Cela nous concerne tous, ce monde des relations humaines renouvelées. Ne pas juger, ne pas condamner l'autre et les autres sans donner l'occasion de prise de parole. Ne pas se juger et se condamner soi-même sans se donner la parole. Ne pas enfermer les autres dans l'univers des exclus, des pécheurs. Et ne pas se voir soi-même tout entier comme pécheur et exclu. L'avenir, l'ouverture que crée la prise de parole. Non pas une parole d'excuse, de grandes intentions de conversion qui ne s'appuieraient que sur ses propres moyens. Une parole qui naît du meilleur désir du cœur, qu'habite la confiance en une autre parole. Celle qui vient de lui, Jésus, qui a tout bouleversé des coutumes, des habitudes d'un passé lourd et sans espoir. Sa parole qui ne voit pas devant elle des femmes, des enfants : les exclus de son temps. Qui ne voit pas que des scribes et des pharisiens, et des hommes pécheurs qui n'ont aucun titre pour jeter la première pierre. Sa parole offerte à tous comme une occasion d'entrer, pour qui le veut et y consent, dans son monde nouveau.

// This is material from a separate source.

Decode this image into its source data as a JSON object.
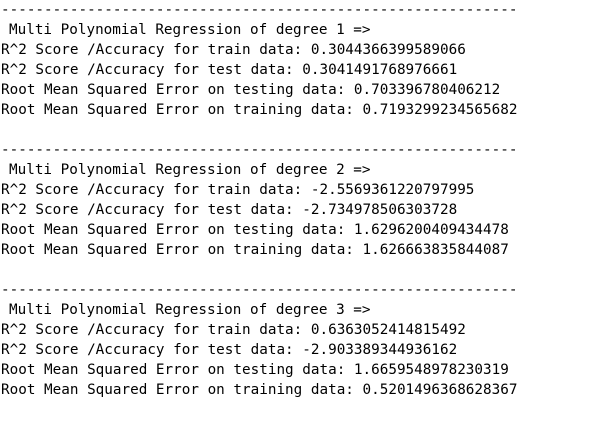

« Le monde nouveau, il germe déjà — dit le Seigneur — ne le voyez-vous pas? » Nous ne le voyons pas parce que nous ne savons pas regarder. Surtout, parce que on n'y entre pas, que l'on oublie que sa présence et sa croissance sont remises entre nos mains. Nous entendons, avec bonheur sans doute, la parole de Jésus qui libère et ouvre à tant d'avenir. Nous l'entendons, mais oublions qu'elle doit porter notre propre parole. Qu'elle est l'offrande qui nous est faite de modeler sur elle une parole qui serait la nôtre. Pour qu'elle ne reste pas que des mots, cette parole, encore faut-il qu'à notre tour, elle devienne regard sur les autres; le regard qui ne condamne pas; qui juge, mais pour savoir comment faire naître liberté et espoir. Le regard qu'il nous faut aussi porter sur nous-mêmes. Nous oublions trop souvent, occupés que nous sommes à parler, de laisser à l'autre, de provoquer chez l'autre, la prise de parole pour qu'il devienne ainsi personne, être vivant et concret, avec son passé et ses autrefois, ses peines et ses bonheurs, et son désir d'avenir. Parlant trop pour nous excuser ou nous accabler, nous oublions de laisser monter en nous, pour notre bonheur et notre avenir, les mots tout simples de la confiance et de l'attente : « Personne, Seigneur — Toi seul! »

Un monde nouveau, malgré les apparences de répétitions, de déjà essayé, en notre marche vers Pâques. La pâque de Jésus qui a été, et demeure, celui qui ouvre un chemin dans la mer du monde agité, fait passer des fleuves d'eaux vives à travers l'aridité de nos déserts.